Cardeal Tolentino: privilegiar o exercício do diálogo
Eduardo Silva – Arquidiocese do Rio de Janeiro
O cardeal iniciou a primeira das suas duas conferências nesta edição do curso chamando atenção para a diferença entre tecnologia e tecnocracia. Enquanto aquela seria um exercício humano da técnica guiado ainda pelo conhecimento científico, esta seria o poder que a tecnologia hoje exerce sobre o Ser Humano e onde conhecimento científico não é só o motor externo do desenvolvimento técnico, mas torna-se uma função intrínseca da própria tecnologia.
A partir dessas definições, dom José Tolentino desenvolveu uma intensa reflexão acerca da metamorfose progressiva da condição humana que, no mundo contemporâneo, a partir da evolução científica, se mistura com as máquinas e com os mecanismos da tecnologia da informação.

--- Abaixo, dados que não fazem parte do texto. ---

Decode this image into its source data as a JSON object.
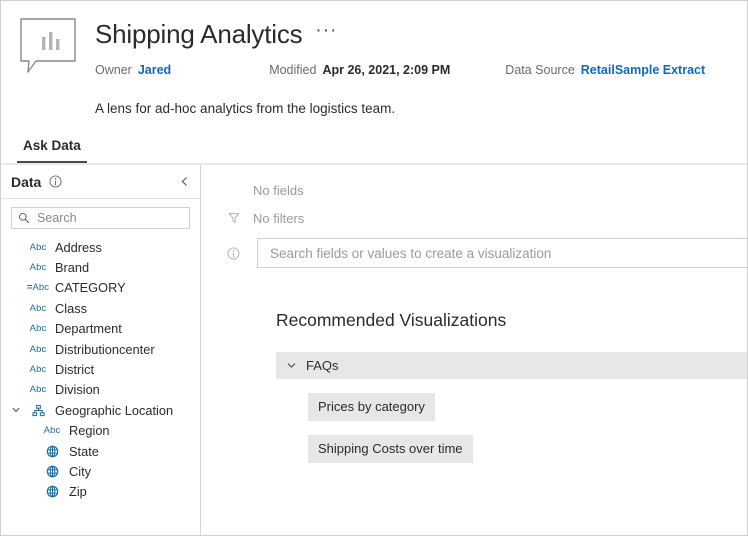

“No horizonte do transhumanismo”, destacou dom Tolentino, “pela primeira vez na história da humanidade, a biologia passa a interagir intimamente com a tecnologia, propondo-se como um corretor da biografia humana. O transhumanismo pretende ser uma versão melhorada do corpo humano introduzindo ajudas que já não são externas, mas internas. O ser humano renuncia a ser o seu próprio corpo limitando-se a ter um corpo.”
Diante do surgimento de novas tecnologias, como a Inteligência Artificial, e do uso imoral que delas pode ser feito, o cardeal recordou o antídoto da “promoção do pensamento crítico” indicado pelo Papa Francisco. “O sentido ‘crítico’ é constitutivo da fé cristã”, recordou o prelado. “Na verdade, a crise reside no cromossoma do Cristianismo. Foi - já há dois mil anos - não apenas um espectador, mas a causa do declínio do mundo antigo: a primeira grande mudança de época que o próprio Cristianismo começou. A partir desse momento, a crise nunca mais deixou de acompanhá-lo, desencadeando uma sucessão de outonos e primaveras. A fé pode entrar em crise, certamente. A era da secularização grita isso sem muita cerimónia. Mas também a fé cristã deve constituir uma causa de crise, e questionar e transformar continuamente os sistemas sociais e culturais onde vive. Se não provoca crise, isto é, se não leva ao discernimento evangélico da realidade, desacelera, e deixa de testemunhar a fala do que está sentado sobre o trono: «Eis que faço novas todas as coisas» (Ap 21:5).”
Se já não vivemos mais numa era de fé homogênea, destaca o cardeal, também já não estamos mais no tempo em que o ateísmo parecia reclamar uma espécie de superioridade cultural. Nesse mundo de possibilidades a redescobrir, será missão da Igreja “privilegiar o exercício do diálogo.”